GazanaPublika.com, Solo – Wali Kota Solo Respati Ahmad Ardianto menutup sementara operasional rumah makan legendaris Ayam Goreng Widuran buntut temuan penggunaan bahan nonhalal dalam menu kremesan ayam. Penutupan ini dilakukan sebagai respons atas kegaduhan publik terkait penggunaan minyak nonhalal tanpa keterangan yang jelas di daftar menu.
Nanang, salah satu pegawai yang telah bekerja selama 10 tahun di rumah makan tersebut, mengonfirmasi bahwa kremesan digoreng menggunakan minyak yang tidak halal. Namun, ia menyebut bahwa penggorengan ayam tetap menggunakan minyak yang berbeda.
“Kremesan dibuat dari minyak nonhalal, dari minyaknya. Kalau untuk yang menggoreng ayam beda minyak, minyak yang dipakai untuk kremes nonhalal. Minyak ini cuma untuk kremesan,” ujar Nanang saat ditemui wartawan, Senin (26/5/2025), dikutip dari detik.com.
Nanang menambahkan bahwa sebelum penutupan, rumah makan tersebut masih sempat melayani beberapa pesanan. Ia juga menyatakan bahwa pihak manajemen telah menyampaikan permohonan maaf dan melakukan klarifikasi kepada publik.
Namun, klarifikasi tersebut tidak cukup meredam polemik. Ketua Pimpinan Pusat (PP) Muhammadiyah, Anwar Abbas, menyuarakan desakan agar kasus ini ditindak secara hukum. Ia menilai tindakan pengelola restoran yang tidak mencantumkan label nonhalal dalam menunya merupakan pelanggaran terhadap Undang-Undang Jaminan Produk Halal.
“Pengelola harus diproses secara hukum.
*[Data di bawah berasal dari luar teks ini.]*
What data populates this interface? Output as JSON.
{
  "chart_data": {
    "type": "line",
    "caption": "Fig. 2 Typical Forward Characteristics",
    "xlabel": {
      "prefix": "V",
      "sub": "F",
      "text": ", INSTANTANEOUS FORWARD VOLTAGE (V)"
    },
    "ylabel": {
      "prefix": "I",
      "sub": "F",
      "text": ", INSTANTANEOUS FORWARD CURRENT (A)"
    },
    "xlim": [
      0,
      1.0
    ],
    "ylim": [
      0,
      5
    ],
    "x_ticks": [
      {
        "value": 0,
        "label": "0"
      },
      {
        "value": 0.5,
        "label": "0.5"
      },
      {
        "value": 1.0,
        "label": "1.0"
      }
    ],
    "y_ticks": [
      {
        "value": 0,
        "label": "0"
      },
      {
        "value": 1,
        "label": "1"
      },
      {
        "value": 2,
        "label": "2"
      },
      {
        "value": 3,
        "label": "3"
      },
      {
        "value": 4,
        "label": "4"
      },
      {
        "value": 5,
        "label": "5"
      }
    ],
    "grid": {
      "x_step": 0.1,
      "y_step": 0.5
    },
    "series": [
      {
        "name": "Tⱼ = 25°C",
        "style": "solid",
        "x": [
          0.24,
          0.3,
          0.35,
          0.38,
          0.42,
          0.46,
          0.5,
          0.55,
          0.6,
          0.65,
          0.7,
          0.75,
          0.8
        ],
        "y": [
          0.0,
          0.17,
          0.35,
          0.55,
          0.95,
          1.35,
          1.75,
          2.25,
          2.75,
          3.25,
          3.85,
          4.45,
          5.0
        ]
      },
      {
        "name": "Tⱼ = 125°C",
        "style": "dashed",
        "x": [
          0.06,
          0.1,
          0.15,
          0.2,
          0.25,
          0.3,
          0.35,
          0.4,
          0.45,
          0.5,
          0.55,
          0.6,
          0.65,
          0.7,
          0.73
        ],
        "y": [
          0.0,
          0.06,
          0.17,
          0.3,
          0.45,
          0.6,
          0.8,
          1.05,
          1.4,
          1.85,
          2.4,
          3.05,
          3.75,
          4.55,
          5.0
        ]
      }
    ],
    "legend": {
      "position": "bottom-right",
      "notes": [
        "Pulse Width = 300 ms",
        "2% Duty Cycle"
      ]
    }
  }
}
Tidak adanya label nonhalal adalah bentuk pelanggaran terhadap hak konsumen Muslim,” tegas Anwar, dikutip dari Kompas.com.
Menurut Anwar, ketidaktahuan tidak dapat dijadikan alasan untuk lolos dari jerat hukum, apalagi jika terdapat unsur kesengajaan dalam penggunaan bahan nonhalal tanpa informasi yang jelas kepada konsumen.
“Ini menyangkut kepercayaan publik dan prinsip perlindungan konsumen. Kalau dibiarkan, maka akan menjadi preseden buruk,” tambahnya.
Ayam Goreng Widuran dikenal sebagai salah satu rumah makan legendaris di Solo yang telah berdiri lebih dari lima dekade. Kasus ini menjadi peringatan serius bagi pelaku usaha kuliner agar lebih transparan dalam menyampaikan informasi terkait kehalalan produk mereka.
Hingga berita ini ditulis, belum ada keterangan resmi dari manajemen rumah makan terkait kemungkinan dibukanya kembali restoran tersebut dan langkah perbaikan yang akan diambil.